Use std::copy() with the stream iterators. This way if you change 'data' into another type the alterations to code would be trivial.
#include <algorithm>
#include <iterator>
#include <fstream>
int main()
{
double data[1000] = {/*Init Array */};
{
// Write data too a file.
std::ofstream outfile("data");
std::copy(data,
data+1000,
std::ostream_iterator<double>(outfile," ")
);
}
{
// Read data from a file
std::ifstream infile("data");
std::copy(std::istream_iterator<double>(infile),
std::istream_iterator<double>(),
data // Assuming data is large enough.
);
}
}
You can use iostream .read() and .write().
It works (very roughly!) like this:
double d[2048];
fill(d, d+2048, 0);
ofstream outfile ("save.bin", ios::binary);
outfile.write(reinterpret_cast<char*>(&d), sizeof(d));
ifstream infile ("save.bin", ios::binary);
infile.read(reinterpret_cast<char*>(&d), sizeof(d));
Note that this is not portable between CPU architectures. Some may have different sizes of double. Some may store the bytes in a different order. It shouldn't be used for data files that move between machines or data that is sent over the network.
#include <fstream.h>
void saveArray(double* array, int length);
int main()
{
double array[] = { 15.25, 15.2516, 84.168, 84356};
saveArray(array, 4);
return 0;
}
void saveArray(double* array, int length)
{
ofstream output("output.txt");
for(int i=0;i<length;i++)
{
output<<array[i]<<endl;
}
}
here is a way to output an array of doubles to text file one per line. hope this helps
EDIT
Change top one line to this two, and it will compile in VS. You can use multithreading to not blocking system wile saving data
#include <fstream>
using namespace std;
Now I feel old.
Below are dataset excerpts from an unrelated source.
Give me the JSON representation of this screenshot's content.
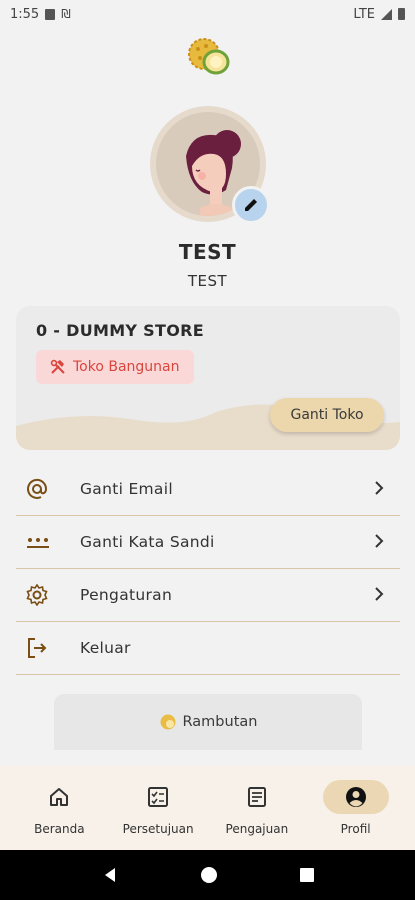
{
  "status_bar": {
    "time": "1:55",
    "network": "LTE"
  },
  "profile": {
    "name": "TEST",
    "subtitle": "TEST"
  },
  "store": {
    "name": "0 - DUMMY STORE",
    "category": "Toko Bangunan",
    "change_button": "Ganti Toko"
  },
  "menu": {
    "items": [
      {
        "label": "Ganti Email",
        "icon": "at-icon"
      },
      {
        "label": "Ganti Kata Sandi",
        "icon": "password-icon"
      },
      {
        "label": "Pengaturan",
        "icon": "gear-icon"
      },
      {
        "label": "Keluar",
        "icon": "logout-icon"
      }
    ]
  },
  "secondary": {
    "rambutan_label": "Rambutan"
  },
  "bottom_nav": {
    "items": [
      {
        "label": "Beranda",
        "icon": "home-icon"
      },
      {
        "label": "Persetujuan",
        "icon": "approval-icon"
      },
      {
        "label": "Pengajuan",
        "icon": "document-icon"
      },
      {
        "label": "Profil",
        "icon": "profile-icon"
      }
    ],
    "active": "Profil"
  },
  "colors": {
    "accent": "#ebd7b4",
    "badge_bg": "#fbd8d8",
    "badge_text": "#d8463e",
    "icon_brown": "#7a4f16"
  }
}
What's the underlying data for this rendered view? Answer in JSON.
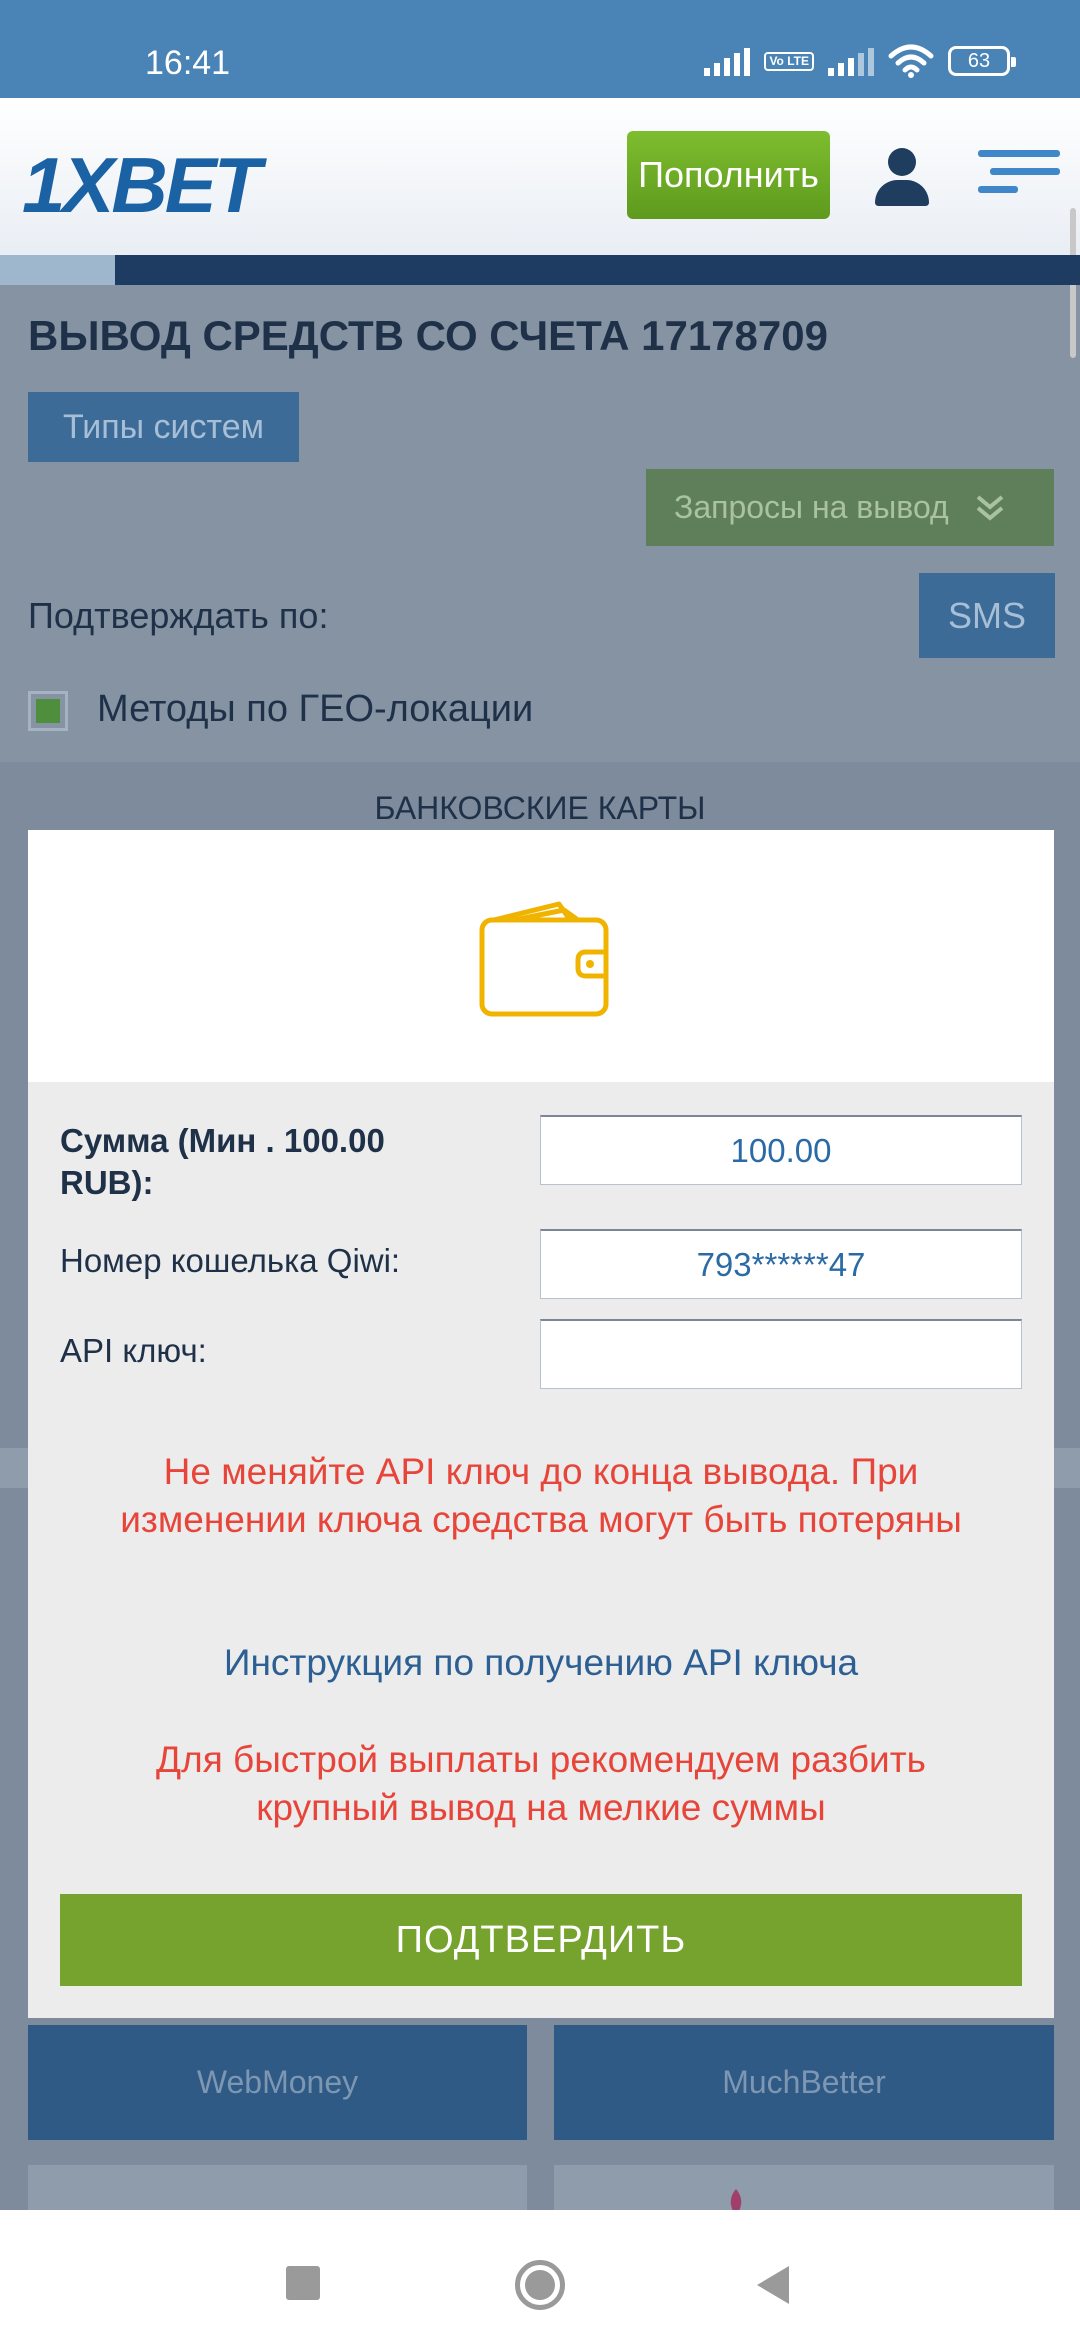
{
  "status_bar": {
    "time": "16:41",
    "volte": "Vo LTE",
    "battery": "63"
  },
  "header": {
    "logo": "1XBET",
    "deposit_label": "Пополнить"
  },
  "page": {
    "title": "ВЫВОД СРЕДСТВ СО СЧЕТА 17178709",
    "system_types_label": "Типы систем",
    "withdraw_requests_label": "Запросы на вывод",
    "confirm_by_label": "Подтверждать по:",
    "sms_label": "SMS",
    "geo_methods_label": "Методы по ГЕО-локации",
    "geo_methods_checked": true,
    "section_title": "БАНКОВСКИЕ КАРТЫ",
    "payment_methods": [
      "WebMoney",
      "MuchBetter"
    ]
  },
  "modal": {
    "amount_label": "Сумма (Мин . 100.00 RUB):",
    "amount_value": "100.00",
    "wallet_label": "Номер кошелька Qiwi:",
    "wallet_value": "793******47",
    "api_key_label": "API ключ:",
    "api_key_value": "",
    "warning_api": "Не меняйте API ключ до конца вывода. При изменении ключа средства могут быть потеряны",
    "instruction_link": "Инструкция по получению API ключа",
    "warning_split": "Для быстрой выплаты рекомендуем разбить крупный вывод на мелкие суммы",
    "confirm_label": "ПОДТВЕРДИТЬ"
  },
  "colors": {
    "accent_blue": "#1a62a3",
    "deposit_green": "#6aa823",
    "confirm_green": "#76a22e",
    "warning_red": "#e8453a",
    "wallet_icon": "#f0b400"
  }
}
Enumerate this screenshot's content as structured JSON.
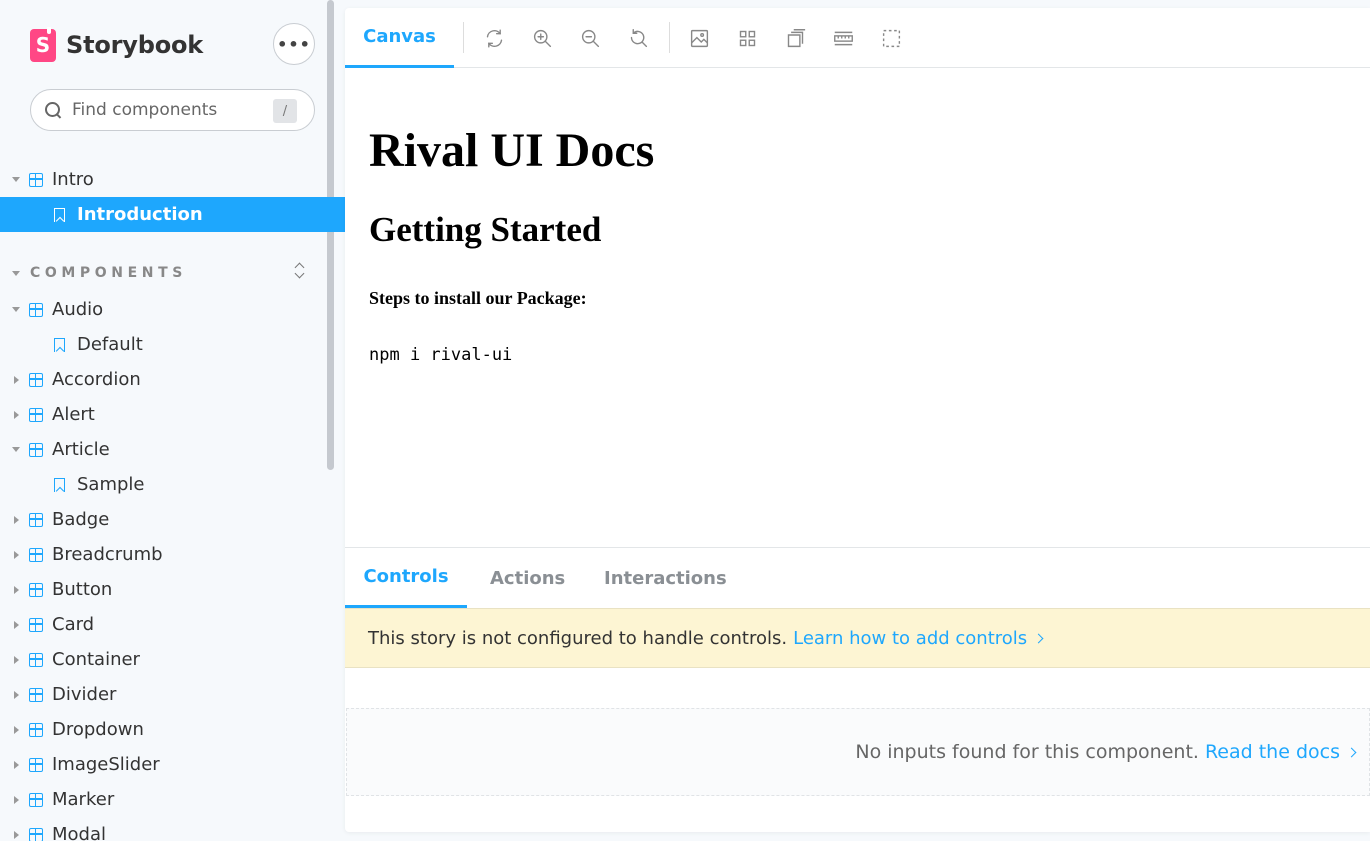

I asked this question a long time ago (except about ints).
comp.lang.c++ link
#include <iostream>
#include <fstream>
using namespace std;
int main () {
double [] theArray=...;
int arrayLength=...;
ofstream myfile;
myfile.open ("example.txt");
for(int i=0; i<arrayLength; i++) {
myfile << theArray[i]<<"\n";
}
myfile.close();
return 0;
}
adapted from http://www.cplusplus.com/doc/tutorial/files/
Just set theArray and arrayLength to whatever your code requires.